A final-round 69 marked a career-best finish for Mullinax, who is playing this season on conditional status and whose lone prior top-10 this season came after he Monday qualified for the Valspar Championship.

"I know my game's there, I'm playing really well," Mullinax told reporters. "Give all credit to Andrew, he played really well today, rocksteady. He was putting great, hitting great shots."


Full-field scores from the Valero Texas Open

Valero Texas Open: Articles, photos and videos


Given time to reflect, the 26-year-old will likely look back on the final two holes where nerves appeared to get the best of him. Looking to put some pressure on Landry, Mullinax chunked his pitch on the short 17th hole into a greenside bunker, leading to a bogey on one of the easiest holes on the course.
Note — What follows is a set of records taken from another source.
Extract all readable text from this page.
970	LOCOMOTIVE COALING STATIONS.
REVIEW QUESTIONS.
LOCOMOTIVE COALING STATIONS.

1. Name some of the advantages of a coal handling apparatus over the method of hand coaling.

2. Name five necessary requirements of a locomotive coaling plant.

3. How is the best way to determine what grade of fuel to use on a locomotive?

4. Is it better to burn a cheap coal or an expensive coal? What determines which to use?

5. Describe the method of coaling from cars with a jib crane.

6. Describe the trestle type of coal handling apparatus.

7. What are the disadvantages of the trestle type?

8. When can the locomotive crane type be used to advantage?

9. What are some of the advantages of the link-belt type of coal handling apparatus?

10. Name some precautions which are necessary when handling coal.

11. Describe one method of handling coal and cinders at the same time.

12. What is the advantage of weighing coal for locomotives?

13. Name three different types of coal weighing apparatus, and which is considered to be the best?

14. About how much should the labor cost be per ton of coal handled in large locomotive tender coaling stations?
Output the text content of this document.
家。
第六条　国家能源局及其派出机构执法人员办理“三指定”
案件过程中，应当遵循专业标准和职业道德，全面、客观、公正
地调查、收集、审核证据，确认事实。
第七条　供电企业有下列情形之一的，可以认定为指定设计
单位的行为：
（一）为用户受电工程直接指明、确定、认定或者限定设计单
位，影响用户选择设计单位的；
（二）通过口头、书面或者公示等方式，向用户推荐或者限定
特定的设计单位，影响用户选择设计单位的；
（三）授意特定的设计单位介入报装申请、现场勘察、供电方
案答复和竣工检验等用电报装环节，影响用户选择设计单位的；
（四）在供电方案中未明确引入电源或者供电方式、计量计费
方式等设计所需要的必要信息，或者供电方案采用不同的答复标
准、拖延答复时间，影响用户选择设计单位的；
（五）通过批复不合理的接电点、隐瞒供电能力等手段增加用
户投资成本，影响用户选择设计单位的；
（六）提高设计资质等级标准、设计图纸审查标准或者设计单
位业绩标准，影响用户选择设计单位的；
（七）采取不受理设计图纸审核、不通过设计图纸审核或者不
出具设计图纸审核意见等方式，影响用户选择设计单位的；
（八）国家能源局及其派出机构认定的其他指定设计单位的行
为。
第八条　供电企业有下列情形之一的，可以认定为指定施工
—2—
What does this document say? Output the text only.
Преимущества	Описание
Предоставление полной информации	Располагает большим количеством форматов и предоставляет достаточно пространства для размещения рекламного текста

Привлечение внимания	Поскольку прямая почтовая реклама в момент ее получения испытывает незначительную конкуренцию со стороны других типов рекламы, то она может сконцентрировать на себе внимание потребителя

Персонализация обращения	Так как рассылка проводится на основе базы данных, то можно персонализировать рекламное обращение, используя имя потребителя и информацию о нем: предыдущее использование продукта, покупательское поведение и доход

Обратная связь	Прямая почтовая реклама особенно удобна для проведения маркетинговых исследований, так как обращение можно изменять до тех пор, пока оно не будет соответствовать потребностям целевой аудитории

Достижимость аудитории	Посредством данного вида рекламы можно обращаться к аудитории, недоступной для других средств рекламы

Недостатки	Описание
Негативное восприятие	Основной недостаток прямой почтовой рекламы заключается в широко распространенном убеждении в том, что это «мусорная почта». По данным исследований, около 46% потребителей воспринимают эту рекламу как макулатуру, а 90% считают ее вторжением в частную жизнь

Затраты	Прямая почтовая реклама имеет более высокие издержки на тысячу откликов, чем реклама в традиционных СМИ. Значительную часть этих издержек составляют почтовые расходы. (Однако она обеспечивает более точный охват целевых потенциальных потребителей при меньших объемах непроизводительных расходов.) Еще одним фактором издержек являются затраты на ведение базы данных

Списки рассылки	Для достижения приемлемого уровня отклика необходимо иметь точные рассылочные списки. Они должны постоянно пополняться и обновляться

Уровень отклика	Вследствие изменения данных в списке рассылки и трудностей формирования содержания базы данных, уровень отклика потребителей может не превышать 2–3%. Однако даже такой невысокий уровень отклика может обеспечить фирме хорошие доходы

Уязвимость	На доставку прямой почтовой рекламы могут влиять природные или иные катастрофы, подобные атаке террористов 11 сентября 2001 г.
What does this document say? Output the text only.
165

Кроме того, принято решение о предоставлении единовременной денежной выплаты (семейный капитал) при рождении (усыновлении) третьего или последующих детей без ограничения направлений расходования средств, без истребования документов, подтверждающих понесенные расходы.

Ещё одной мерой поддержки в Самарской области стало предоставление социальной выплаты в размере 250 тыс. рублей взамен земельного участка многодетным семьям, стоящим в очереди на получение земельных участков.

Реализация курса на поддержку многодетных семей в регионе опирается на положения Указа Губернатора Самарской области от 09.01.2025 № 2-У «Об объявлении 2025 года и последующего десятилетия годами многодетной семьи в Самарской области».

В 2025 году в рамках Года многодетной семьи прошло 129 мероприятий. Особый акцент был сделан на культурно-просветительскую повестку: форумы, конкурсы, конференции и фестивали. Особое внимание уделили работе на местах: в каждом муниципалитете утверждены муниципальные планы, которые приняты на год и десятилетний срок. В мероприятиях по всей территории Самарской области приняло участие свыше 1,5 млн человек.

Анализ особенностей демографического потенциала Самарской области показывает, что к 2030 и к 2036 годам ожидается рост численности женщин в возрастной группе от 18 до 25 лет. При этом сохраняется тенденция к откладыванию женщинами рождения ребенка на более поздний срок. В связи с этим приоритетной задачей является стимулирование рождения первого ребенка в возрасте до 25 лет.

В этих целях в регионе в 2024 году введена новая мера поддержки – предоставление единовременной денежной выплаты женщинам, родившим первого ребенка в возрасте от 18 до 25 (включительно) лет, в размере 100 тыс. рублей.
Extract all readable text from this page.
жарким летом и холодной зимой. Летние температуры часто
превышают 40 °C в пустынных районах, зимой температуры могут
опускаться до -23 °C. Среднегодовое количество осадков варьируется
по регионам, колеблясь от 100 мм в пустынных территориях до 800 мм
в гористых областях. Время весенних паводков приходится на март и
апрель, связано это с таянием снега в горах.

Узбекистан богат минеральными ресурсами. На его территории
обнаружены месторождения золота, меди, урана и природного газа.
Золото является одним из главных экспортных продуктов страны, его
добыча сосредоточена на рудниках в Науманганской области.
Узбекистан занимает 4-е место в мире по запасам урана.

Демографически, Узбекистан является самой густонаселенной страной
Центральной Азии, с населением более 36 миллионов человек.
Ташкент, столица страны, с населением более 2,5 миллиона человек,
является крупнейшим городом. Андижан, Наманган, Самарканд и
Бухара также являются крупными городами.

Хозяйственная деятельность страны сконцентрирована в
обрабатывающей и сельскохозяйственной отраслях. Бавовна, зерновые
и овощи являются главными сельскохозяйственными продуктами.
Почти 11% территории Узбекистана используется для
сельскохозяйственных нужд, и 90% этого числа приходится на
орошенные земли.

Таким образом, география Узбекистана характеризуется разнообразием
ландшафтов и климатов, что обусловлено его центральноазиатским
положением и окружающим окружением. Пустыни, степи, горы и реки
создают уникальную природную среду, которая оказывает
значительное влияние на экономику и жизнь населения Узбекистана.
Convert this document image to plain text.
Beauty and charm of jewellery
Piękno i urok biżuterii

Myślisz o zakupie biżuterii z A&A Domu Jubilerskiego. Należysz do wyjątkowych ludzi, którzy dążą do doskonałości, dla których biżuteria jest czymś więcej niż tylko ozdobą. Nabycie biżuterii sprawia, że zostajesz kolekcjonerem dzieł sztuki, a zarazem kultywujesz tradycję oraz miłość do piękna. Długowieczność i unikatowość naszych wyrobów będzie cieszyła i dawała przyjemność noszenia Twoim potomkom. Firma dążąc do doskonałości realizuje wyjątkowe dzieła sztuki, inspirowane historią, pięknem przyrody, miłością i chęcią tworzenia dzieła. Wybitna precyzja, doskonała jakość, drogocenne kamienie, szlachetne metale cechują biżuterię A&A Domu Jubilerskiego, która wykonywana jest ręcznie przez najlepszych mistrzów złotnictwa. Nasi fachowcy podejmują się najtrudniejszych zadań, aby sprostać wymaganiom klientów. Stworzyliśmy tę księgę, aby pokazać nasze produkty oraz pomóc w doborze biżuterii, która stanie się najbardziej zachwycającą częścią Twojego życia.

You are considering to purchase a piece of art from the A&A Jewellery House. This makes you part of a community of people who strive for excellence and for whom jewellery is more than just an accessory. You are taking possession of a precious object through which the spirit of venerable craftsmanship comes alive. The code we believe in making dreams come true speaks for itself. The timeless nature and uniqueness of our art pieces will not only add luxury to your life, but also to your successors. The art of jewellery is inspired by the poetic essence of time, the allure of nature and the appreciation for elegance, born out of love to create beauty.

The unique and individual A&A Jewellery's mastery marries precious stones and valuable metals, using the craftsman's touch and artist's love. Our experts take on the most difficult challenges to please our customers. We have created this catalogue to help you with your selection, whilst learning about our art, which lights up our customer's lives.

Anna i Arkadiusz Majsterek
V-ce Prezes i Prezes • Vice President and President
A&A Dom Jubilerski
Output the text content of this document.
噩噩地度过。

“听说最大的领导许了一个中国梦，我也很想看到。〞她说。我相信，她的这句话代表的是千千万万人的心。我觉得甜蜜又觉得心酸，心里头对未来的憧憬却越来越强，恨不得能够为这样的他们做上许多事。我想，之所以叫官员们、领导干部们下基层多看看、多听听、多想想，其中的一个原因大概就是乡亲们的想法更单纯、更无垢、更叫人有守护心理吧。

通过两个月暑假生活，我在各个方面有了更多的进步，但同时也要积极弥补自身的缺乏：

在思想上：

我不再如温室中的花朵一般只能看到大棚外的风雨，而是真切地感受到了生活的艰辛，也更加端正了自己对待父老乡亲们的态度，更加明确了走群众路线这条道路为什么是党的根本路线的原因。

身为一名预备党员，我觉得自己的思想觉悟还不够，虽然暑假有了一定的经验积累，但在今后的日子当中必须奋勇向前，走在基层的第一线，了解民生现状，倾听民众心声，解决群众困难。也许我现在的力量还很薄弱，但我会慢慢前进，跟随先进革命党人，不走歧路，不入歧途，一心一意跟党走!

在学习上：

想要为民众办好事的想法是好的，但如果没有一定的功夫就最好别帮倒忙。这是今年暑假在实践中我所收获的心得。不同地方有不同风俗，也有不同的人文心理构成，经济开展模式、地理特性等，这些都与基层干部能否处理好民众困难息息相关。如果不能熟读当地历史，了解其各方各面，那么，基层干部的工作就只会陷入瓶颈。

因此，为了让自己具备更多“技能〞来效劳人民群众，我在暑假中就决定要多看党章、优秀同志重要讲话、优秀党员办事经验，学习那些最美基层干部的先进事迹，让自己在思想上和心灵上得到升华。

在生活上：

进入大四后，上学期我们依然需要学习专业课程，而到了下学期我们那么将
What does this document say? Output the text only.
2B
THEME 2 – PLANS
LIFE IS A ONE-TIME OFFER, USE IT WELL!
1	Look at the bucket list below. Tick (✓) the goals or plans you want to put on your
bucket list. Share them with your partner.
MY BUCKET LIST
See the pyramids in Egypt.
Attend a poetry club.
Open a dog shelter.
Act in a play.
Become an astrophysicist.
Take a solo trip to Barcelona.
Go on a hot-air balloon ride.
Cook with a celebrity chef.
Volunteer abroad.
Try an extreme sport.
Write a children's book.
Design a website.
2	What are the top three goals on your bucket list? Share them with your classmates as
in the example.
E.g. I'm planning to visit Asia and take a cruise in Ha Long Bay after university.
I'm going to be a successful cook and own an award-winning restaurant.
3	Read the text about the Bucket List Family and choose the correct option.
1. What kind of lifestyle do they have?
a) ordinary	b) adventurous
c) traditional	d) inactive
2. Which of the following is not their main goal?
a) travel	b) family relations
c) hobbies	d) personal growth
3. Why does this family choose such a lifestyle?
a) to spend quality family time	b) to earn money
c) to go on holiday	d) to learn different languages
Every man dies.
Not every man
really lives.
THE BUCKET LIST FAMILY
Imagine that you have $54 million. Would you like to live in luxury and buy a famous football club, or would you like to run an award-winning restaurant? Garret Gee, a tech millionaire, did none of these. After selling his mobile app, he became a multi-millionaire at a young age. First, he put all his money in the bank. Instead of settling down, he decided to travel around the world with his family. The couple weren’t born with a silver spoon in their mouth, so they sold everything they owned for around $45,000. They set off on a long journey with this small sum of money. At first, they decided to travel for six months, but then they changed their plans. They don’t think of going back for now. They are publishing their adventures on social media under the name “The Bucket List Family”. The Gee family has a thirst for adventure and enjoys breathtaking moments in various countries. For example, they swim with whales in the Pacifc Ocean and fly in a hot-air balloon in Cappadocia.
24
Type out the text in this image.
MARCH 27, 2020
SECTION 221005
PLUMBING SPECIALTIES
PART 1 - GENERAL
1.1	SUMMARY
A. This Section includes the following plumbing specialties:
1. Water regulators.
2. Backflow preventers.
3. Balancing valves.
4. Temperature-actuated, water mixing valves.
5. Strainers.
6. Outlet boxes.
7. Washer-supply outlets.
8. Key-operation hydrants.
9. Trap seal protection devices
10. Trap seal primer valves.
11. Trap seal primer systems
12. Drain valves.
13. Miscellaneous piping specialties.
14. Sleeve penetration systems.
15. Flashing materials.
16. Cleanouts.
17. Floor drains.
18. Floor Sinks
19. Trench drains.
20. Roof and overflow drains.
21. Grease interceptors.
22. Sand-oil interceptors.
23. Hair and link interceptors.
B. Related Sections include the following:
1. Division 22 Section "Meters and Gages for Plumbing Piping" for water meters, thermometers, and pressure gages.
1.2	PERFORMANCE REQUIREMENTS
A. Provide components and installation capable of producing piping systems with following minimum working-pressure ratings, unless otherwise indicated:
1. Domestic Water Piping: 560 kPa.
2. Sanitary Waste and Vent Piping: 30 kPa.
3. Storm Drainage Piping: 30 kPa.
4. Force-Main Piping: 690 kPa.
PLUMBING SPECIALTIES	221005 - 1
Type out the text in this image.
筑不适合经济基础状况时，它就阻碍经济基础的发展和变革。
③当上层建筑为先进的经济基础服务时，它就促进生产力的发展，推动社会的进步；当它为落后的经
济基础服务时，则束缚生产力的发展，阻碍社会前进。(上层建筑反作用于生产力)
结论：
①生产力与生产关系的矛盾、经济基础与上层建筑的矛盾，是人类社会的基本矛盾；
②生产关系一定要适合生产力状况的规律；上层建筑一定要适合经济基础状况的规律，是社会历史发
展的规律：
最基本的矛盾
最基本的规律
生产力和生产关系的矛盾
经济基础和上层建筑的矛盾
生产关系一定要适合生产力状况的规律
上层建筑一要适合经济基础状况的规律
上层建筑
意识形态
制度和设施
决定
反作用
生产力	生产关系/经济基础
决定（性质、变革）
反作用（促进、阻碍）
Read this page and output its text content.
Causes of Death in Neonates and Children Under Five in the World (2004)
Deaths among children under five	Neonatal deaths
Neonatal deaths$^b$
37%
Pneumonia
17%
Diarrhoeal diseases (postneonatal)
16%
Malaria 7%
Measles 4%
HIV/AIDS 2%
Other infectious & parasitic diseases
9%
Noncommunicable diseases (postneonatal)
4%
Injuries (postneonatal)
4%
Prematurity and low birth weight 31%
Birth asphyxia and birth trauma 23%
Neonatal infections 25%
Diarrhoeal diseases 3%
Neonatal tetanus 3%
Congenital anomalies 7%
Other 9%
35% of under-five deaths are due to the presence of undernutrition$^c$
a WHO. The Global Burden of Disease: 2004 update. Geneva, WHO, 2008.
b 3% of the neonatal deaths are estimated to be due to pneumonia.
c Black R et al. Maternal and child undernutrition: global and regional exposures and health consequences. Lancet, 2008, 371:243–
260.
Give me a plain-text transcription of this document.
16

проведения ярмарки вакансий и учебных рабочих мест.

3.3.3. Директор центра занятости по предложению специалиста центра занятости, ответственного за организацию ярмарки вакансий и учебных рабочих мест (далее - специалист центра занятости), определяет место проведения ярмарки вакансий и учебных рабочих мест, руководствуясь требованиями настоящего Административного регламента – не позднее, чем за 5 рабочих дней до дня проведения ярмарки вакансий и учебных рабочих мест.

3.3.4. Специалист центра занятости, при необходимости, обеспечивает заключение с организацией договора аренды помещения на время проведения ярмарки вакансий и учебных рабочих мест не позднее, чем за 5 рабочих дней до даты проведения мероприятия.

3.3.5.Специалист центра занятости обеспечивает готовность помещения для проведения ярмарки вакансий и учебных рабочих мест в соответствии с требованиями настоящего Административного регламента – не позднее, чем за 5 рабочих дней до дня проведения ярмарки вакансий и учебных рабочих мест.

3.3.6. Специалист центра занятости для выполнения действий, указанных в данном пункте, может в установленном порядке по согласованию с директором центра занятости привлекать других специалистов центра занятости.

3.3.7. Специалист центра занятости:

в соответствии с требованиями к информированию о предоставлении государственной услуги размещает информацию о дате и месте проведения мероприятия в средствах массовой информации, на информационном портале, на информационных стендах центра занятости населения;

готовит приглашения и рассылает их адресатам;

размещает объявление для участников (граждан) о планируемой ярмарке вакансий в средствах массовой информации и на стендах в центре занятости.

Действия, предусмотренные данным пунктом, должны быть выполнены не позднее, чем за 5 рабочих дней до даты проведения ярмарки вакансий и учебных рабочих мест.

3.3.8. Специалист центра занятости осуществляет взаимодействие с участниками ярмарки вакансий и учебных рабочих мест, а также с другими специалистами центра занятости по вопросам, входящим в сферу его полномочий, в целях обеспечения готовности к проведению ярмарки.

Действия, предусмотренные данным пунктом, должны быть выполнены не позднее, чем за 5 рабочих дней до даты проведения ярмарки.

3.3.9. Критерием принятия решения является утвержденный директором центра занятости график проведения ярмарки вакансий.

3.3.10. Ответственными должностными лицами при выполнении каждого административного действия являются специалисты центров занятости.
Then Mullinax was unable to convert a 9-foot birdie putt on the final green, which would have forced Landry to make his 8-foot par putt to avoid a playoff. Afforded the luxury of two putts for the win, Landry rolled in his par save to cement a two-shot win.

"Made a bad bogey on 17, but just you've got to hit some bad shots," Mullinax said. "Would have liked to have got the putt on 18 to fall to put a little bit of heat on him, but this experience that I'm gaining right now is just going to help me down the road."